Napoli, torna la vecchia truffa del rendez-moi: tre denunciati dopo il raggiro in un bar di Poggioreale

A Napoli torna a manifestarsi la vecchia ma purtroppo spesso efficace truffa del «Rendez-moi», il raggiro del resto che sfrutta la confusione alla cassa per sottrarre denaro agli esercenti. Un sistema noto da tempo, già diffuso nei primi anni Duemila in diverse città italiane, che si basa su una sequenza di richieste di cambio e restituzione di banconote in grado di mandare in tilt il conteggio.
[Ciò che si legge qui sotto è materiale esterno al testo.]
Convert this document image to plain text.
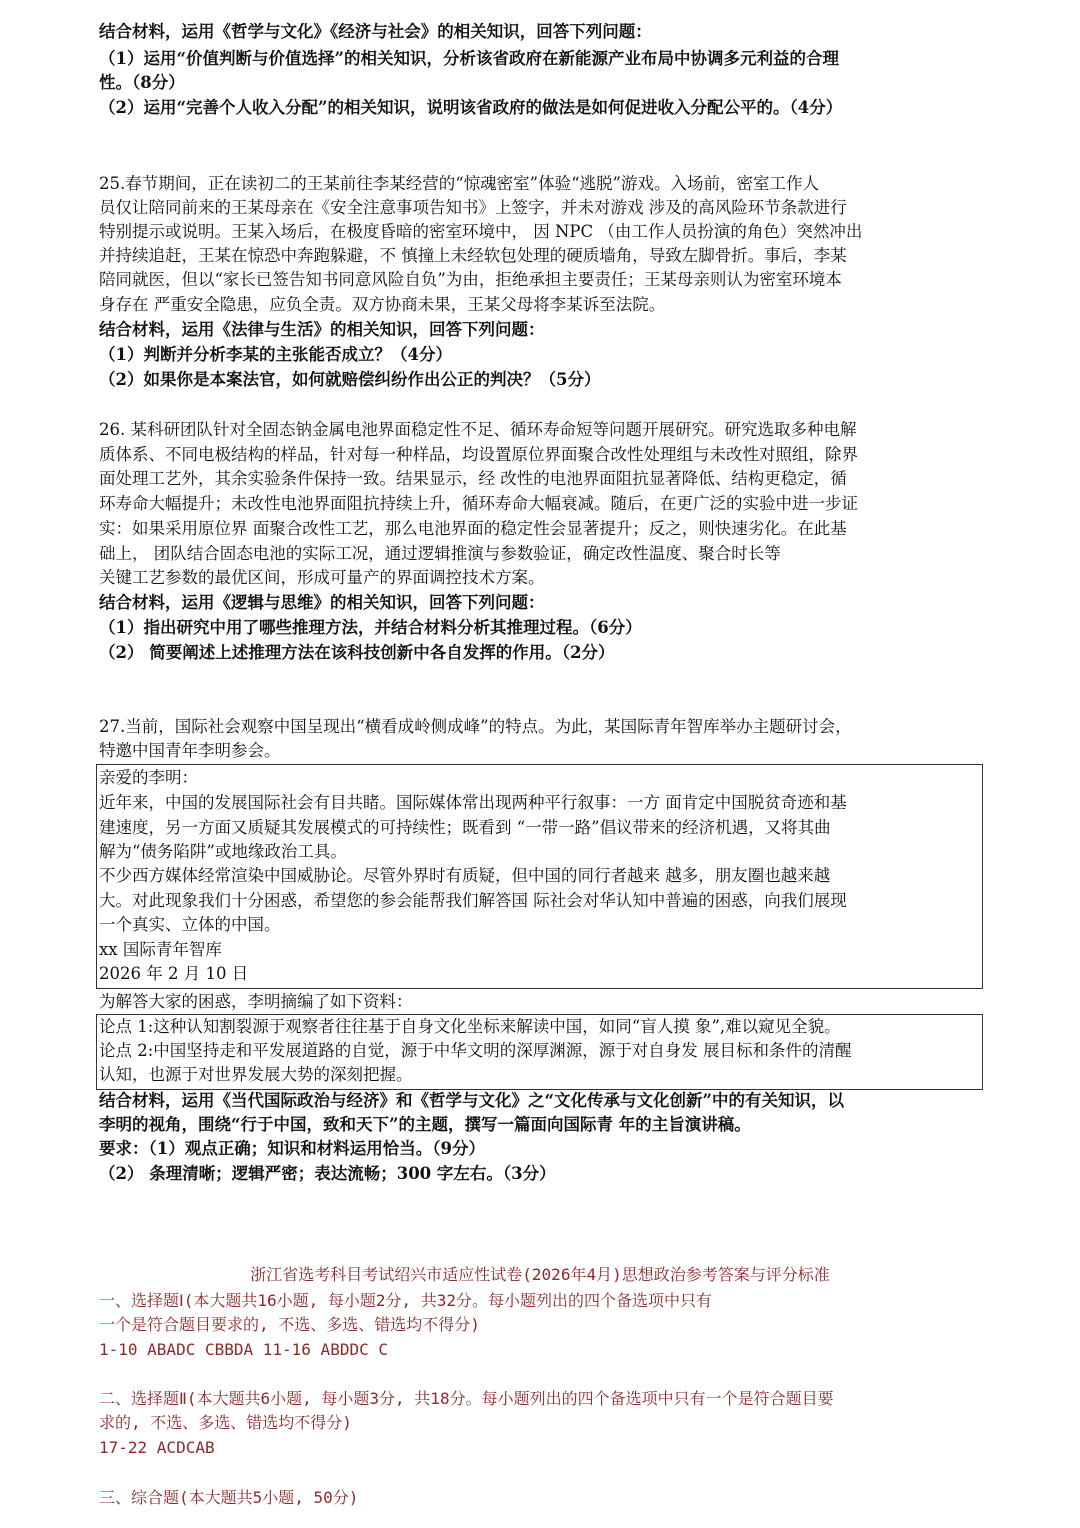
结合材料，运用《哲学与文化》《经济与社会》的相关知识，回答下列问题：
（1）运用“价值判断与价值选择”的相关知识，分析该省政府在新能源产业布局中协调多元利益的合理
性。（8分）
（2）运用“完善个人收入分配”的相关知识，说明该省政府的做法是如何促进收入分配公平的。（4分）
25.春节期间，正在读初二的王某前往李某经营的“惊魂密室”体验“逃脱”游戏。入场前，密室工作人
员仅让陪同前来的王某母亲在《安全注意事项告知书》上签字，并未对游戏 涉及的高风险环节条款进行
特别提示或说明。王某入场后，在极度昏暗的密室环境中， 因 NPC （由工作人员扮演的角色）突然冲出
并持续追赶，王某在惊恐中奔跑躲避，不 慎撞上未经软包处理的硬质墙角，导致左脚骨折。事后，李某
陪同就医，但以“家长已签告知书同意风险自负”为由，拒绝承担主要责任；王某母亲则认为密室环境本
身存在 严重安全隐患，应负全责。双方协商未果，王某父母将李某诉至法院。
结合材料，运用《法律与生活》的相关知识，回答下列问题：
（1）判断并分析李某的主张能否成立？（4分）
（2）如果你是本案法官，如何就赔偿纠纷作出公正的判决？（5分）
26. 某科研团队针对全固态钠金属电池界面稳定性不足、循环寿命短等问题开展研究。研究选取多种电解
质体系、不同电极结构的样品，针对每一种样品，均设置原位界面聚合改性处理组与未改性对照组，除界
面处理工艺外，其余实验条件保持一致。结果显示，经 改性的电池界面阻抗显著降低、结构更稳定，循
环寿命大幅提升；未改性电池界面阻抗持续上升，循环寿命大幅衰减。随后，在更广泛的实验中进一步证
实：如果采用原位界 面聚合改性工艺，那么电池界面的稳定性会显著提升；反之，则快速劣化。在此基
础上， 团队结合固态电池的实际工况，通过逻辑推演与参数验证，确定改性温度、聚合时长等
关键工艺参数的最优区间，形成可量产的界面调控技术方案。
结合材料，运用《逻辑与思维》的相关知识，回答下列问题：
（1）指出研究中用了哪些推理方法，并结合材料分析其推理过程。（6分）
（2） 简要阐述上述推理方法在该科技创新中各自发挥的作用。（2分）
27.当前，国际社会观察中国呈现出“横看成岭侧成峰”的特点。为此，某国际青年智库举办主题研讨会，
特邀中国青年李明参会。
亲爱的李明：
近年来，中国的发展国际社会有目共睹。国际媒体常出现两种平行叙事：一方 面肯定中国脱贫奇迹和基
建速度，另一方面又质疑其发展模式的可持续性；既看到 “一带一路”倡议带来的经济机遇，又将其曲
解为“债务陷阱”或地缘政治工具。
不少西方媒体经常渲染中国威胁论。尽管外界时有质疑，但中国的同行者越来 越多，朋友圈也越来越
大。对此现象我们十分困惑，希望您的参会能帮我们解答国 际社会对华认知中普遍的困惑，向我们展现
一个真实、立体的中国。
xx 国际青年智库
2026 年 2 月 10 日
为解答大家的困惑，李明摘编了如下资料：
论点 1:这种认知割裂源于观察者往往基于自身文化坐标来解读中国，如同“盲人摸 象”,难以窥见全貌。
论点 2:中国坚持走和平发展道路的自觉，源于中华文明的深厚渊源，源于对自身发 展目标和条件的清醒
认知，也源于对世界发展大势的深刻把握。
结合材料，运用《当代国际政治与经济》和《哲学与文化》之“文化传承与文化创新”中的有关知识，以
李明的视角，围绕“行于中国，致和天下”的主题，撰写一篇面向国际青 年的主旨演讲稿。
要求：（1）观点正确；知识和材料运用恰当。（9分）
（2） 条理清晰；逻辑严密；表达流畅；300 字左右。（3分）
浙江省选考科目考试绍兴市适应性试卷(2026年4月)思想政治参考答案与评分标准
一、选择题Ⅰ(本大题共16小题, 每小题2分, 共32分。每小题列出的四个备选项中只有
一个是符合题目要求的, 不选、多选、错选均不得分)
1-10 ABADC CBBDA 11-16 ABDDC C
二、选择题Ⅱ(本大题共6小题, 每小题3分, 共18分。每小题列出的四个备选项中只有一个是符合题目要
求的, 不选、多选、错选均不得分)
17-22 ACDCAB
三、综合题(本大题共5小题, 50分)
Il meccanismo è semplice: un acquisto di modesto valore, il pagamento con una banconota di grosso taglio e, subito dopo, una serie di richieste come «mi cambi questa?», «ridammi l'altra», «aggiungo questa». L'esercente è costretto a interrompere più volte il conteggio, fino a perdere il filo delle operazioni e consegnare, senza accorgersene, più denaro di quanto ricevuto. Spesso l’ammanco viene scoperto soltanto a fine turno. Di solito si scelgono negozi con anziani alla cassa.
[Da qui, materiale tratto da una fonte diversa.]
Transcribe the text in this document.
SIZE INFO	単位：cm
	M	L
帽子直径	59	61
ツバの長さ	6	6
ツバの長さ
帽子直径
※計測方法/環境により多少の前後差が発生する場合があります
Un episodio si è verificato ieri nel quartiere Poggioreale, dove il titolare di un bar ha rischiato di cadere nel raggiro. Tre persone – due cittadini romeni, un uomo di 41 anni e una donna di 58, insieme a un ragazzo di 14 anni – hanno chiesto di cambiare 300 euro in banconote da 10. Durante i ripetuti conteggi sarebbero riusciti a trattenere una somma superiore a quella consegnata. Il commerciante, accortosi dell’anomalia, ha contattato il 112. I tre sono stati rintracciati poco distante e denunciati dai Carabinieri per tentata truffa e tentato furto in concorso.